GlossaryData modeling

Data mart

Also: mart

A curated, business-facing set of tables built for a specific team or subject area — finance, marketing, product — that analysts and BI tools query directly.

A data mart is the final, polished layer of the warehouse: the facts and dimensions a particular team actually uses, named in their language and shaped for their questions. In dbt these are your `marts/` models — the end of the pipeline that dashboards and analysts point at.

Marts are organized by domain rather than by source. A finance mart, a marketing mart, a product mart — each containing the handful of well-tested tables that team needs. This keeps consumers away from raw and intermediate models and gives every team a stable, governed contract.

The discipline of marts is restraint: expose what teams need, hide the plumbing, and make the grain and definitions of each table obvious.

Why it matters

Marts are the interface between your pipeline and the business. A clean mart layer is what lets analysts self-serve confidently without spelunking through raw tables or re-deriving metrics.

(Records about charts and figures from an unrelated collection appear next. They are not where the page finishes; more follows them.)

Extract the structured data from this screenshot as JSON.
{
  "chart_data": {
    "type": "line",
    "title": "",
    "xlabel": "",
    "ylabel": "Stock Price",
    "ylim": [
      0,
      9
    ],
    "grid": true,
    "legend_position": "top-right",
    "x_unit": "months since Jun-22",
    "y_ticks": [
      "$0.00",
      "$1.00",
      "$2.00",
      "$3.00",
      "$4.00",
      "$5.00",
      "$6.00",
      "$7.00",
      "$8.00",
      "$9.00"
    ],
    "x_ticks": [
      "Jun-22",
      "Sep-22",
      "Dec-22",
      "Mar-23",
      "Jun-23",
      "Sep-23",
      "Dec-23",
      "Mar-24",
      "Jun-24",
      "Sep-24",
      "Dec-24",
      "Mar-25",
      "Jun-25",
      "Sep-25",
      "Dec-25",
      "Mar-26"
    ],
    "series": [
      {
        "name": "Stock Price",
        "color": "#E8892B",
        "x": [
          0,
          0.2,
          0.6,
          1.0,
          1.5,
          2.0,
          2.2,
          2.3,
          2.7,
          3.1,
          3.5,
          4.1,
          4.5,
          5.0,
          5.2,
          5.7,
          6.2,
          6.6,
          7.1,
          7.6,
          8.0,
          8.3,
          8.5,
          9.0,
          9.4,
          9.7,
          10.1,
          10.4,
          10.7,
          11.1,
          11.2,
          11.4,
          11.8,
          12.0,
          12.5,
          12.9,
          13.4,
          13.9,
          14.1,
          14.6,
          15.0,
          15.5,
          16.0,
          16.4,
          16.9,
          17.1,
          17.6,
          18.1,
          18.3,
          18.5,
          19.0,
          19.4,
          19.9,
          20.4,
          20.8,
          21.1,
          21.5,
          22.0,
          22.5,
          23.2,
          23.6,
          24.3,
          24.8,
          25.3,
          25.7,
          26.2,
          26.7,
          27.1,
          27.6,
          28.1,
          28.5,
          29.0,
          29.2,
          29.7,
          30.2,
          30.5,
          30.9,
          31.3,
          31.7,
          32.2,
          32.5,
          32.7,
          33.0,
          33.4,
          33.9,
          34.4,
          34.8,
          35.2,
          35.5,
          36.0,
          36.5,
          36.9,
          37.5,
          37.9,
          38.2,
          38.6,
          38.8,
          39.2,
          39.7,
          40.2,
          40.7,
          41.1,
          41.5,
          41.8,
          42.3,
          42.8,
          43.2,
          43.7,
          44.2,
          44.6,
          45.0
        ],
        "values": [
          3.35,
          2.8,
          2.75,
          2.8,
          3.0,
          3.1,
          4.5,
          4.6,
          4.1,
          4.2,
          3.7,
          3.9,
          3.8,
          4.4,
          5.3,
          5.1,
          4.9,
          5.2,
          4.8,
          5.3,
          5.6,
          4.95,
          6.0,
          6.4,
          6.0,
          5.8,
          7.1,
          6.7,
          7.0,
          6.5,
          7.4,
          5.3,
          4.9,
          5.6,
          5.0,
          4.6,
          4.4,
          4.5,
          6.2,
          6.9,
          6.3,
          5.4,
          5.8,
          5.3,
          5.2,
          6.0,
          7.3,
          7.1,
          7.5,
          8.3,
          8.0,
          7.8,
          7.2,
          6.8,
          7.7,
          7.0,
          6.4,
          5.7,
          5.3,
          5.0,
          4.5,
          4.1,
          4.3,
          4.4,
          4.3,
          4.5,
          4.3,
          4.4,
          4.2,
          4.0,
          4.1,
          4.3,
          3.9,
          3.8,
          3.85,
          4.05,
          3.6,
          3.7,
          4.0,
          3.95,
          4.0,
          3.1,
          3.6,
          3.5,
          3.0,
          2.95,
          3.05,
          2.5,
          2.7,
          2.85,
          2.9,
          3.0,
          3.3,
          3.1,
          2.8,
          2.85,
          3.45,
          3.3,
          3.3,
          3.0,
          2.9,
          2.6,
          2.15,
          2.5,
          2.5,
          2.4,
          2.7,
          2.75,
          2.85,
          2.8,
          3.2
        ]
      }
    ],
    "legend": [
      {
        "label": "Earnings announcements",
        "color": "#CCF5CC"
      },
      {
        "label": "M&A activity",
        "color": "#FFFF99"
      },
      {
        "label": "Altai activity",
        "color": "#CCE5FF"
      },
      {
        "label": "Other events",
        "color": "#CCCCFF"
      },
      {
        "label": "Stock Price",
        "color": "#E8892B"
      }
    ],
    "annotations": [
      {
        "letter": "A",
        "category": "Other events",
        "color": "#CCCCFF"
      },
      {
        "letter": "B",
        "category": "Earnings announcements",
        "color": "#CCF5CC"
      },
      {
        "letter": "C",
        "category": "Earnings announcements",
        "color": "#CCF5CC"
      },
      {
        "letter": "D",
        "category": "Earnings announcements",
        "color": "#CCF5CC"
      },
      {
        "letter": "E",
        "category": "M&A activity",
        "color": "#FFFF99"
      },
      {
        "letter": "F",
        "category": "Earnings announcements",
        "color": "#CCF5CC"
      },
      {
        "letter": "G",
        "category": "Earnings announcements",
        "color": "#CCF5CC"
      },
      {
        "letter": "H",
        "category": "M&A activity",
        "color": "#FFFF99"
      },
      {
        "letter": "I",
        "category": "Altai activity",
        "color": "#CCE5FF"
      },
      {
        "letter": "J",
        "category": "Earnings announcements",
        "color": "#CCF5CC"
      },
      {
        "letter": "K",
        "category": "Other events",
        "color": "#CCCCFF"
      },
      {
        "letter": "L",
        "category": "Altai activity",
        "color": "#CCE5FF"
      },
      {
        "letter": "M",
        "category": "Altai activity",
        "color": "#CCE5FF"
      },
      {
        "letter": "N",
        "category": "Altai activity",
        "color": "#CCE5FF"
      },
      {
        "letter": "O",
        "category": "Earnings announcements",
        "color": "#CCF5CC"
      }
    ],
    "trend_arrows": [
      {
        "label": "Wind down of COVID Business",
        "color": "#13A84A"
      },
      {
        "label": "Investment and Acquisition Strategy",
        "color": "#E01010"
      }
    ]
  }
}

They also localize change: you can refactor everything upstream as long as the mart's contract stays stable.

Common mistakes
  • Letting analysts query staging/intermediate models directly, bypassing the governed mart layer.
  • Organizing marts by source system instead of by business domain.
FAQ
What's the difference between a data mart and a data warehouse?
The warehouse holds all the modeled data; a data mart is a curated, domain-specific subset of it (finance, marketing, etc.) shaped for a particular team's questions.